Agile, Digital Uproar – or – New Robes for a New Emperor.

Aebby
(Dr. Eberhard Huber)

This is the title of an article Aebby (Dr. Eberhard Huber) published in his projekt (B)LOG. It is a censorious discussion of the current “agility hype“.

For me, “agile“ describes a quality that is excellently described in the agile manifesto. Unfortunately, agile (just like digital and innovative) has now become part of the Business Theatre instituted by the top managers of German Enterprises. They deal with all kinds of things, but they totally neglect the people working in the enterprise and the customers.

The Business Theatre is usually staged by the (top) management. It is a kind of self-portrayal practiced in enterprises and civil offices without any semblance of truth. As a consequence, you often get totally surreal decisions.

For our topic, this means: if agile is fashionable, then they decree the institution of agility. They pretend it is as easy as if you decree that the company cafeteria should get a new layer of paint.

Then they employ a few agile prophets in HR (Human Ressources) who are supposed to not only make the enterprise and its employees innovative, but also agile. And since the agilization of the enterprise must be just as measurable as its innovative potential (and everything else), a stupid counsellor gets the task of developing an agile KPI (Key Performance Indicator. Again and again, it is an exciting but mostly hilarious performance on the stage of the Business Theatre.

  • Well, so be it. With his article, Aebby says what I feel about more than the following three topics:

  • Agile has nothing to do with methods and/or technology.
  • Successful projects have always been agile in the past.
  • Self-organization is only one facet of agile work.

Well, I would like to put three exclamation marks behind every one of these sentences. Let me continue citing Aebby – on sprints:


Here is my favourite citing:
Sprints – that sounds nice and fast.
Sprint after sprint without guaranteed pauses will kill any human body.


All of this is beautifully and correctly expressed. I strongly recommend that you all read the article. In my own words and understanding, agility is something like the art and culture of life.

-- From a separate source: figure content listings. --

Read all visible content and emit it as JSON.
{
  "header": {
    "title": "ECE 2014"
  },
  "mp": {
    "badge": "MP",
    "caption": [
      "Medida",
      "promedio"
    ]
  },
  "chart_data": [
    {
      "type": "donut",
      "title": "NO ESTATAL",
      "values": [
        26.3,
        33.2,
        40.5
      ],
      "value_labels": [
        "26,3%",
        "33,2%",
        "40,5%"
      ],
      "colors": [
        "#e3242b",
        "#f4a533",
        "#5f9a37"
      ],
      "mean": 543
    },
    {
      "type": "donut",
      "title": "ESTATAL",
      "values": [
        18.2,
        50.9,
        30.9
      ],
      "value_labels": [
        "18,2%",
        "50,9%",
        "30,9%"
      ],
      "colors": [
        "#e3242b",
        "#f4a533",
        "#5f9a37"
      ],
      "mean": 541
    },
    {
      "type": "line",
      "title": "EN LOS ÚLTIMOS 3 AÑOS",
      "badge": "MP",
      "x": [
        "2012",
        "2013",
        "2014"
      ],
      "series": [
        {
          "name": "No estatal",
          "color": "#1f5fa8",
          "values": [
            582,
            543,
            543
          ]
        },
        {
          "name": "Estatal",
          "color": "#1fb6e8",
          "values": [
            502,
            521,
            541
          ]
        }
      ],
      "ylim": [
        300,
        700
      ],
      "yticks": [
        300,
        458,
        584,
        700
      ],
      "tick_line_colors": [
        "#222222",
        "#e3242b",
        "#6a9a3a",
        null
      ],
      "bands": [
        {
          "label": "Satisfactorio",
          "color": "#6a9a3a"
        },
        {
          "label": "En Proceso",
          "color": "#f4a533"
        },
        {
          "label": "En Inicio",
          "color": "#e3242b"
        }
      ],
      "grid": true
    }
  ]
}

Here are a few additions to Aebby’s article:

Fast sounds nice. But then, today, you have to be fast anyway. And fast has nothing in common with the term Sprint. After all, the agile manifesto was written by software developers, just like SCRUM was invented in software development. And they wanted to develop a better software.

What they meant in SCRUM when they said Sprint was the distance between two integrations. Initially, the developers programmed their modules separately. As soon as the modules had reached a certain level, everything was integrated and a new build was created.

If you had huge projects, the distances between two integration dates was sometimes half a year – often more. If the new build did not work properly, the error had to be found by means of regression if you wanted a running system. That meant you had to reset the entire development step-by-step as far back as the last step. This was an immense effort in work and time. I remember a project where, for more than half a year, we had no running system. Naturally that is fatal.

Consequently, a main reason for introducing short integration times was that you wanted a running system with the current development standard at all times. You never wanted to lose your feet. Consequently, you had to shorten the time between two builds considerably. That is what SPRINT means. It is misleading, because it is not about speed, but about stability. It is not about being fast. More often than not, you reach a goal more efficiently by taking small steps than with big ones.

Agile working certainly does not tolerate working without plan or concept. Mind you, instead of using the word ”planning“, I would prefer to call it a well-thought-through and diligent procedure. Agile is the ability to observe and learn. You absolutely need to be able to always follow what is going on and react to undesired developments with a level-headed reaction.

Sometimes, you do not really know the actual details of innovative projects with totally new functions at the outset. That is especially true if you want to utilize new technologies that might have disruptive effects and thus bring a high degree of research to the project. Then the only way to deal with the development is agile. This was often so in IT. In this case, it would be better to call it an iterative culture of trial and error, instead of agile. It means that you build roust prototypes, then test them, learn from it and improve them.

RMD
(Translated by EG)

P.S.
Aebby’s article was also part of the Blogparade by the Projekt Magazins.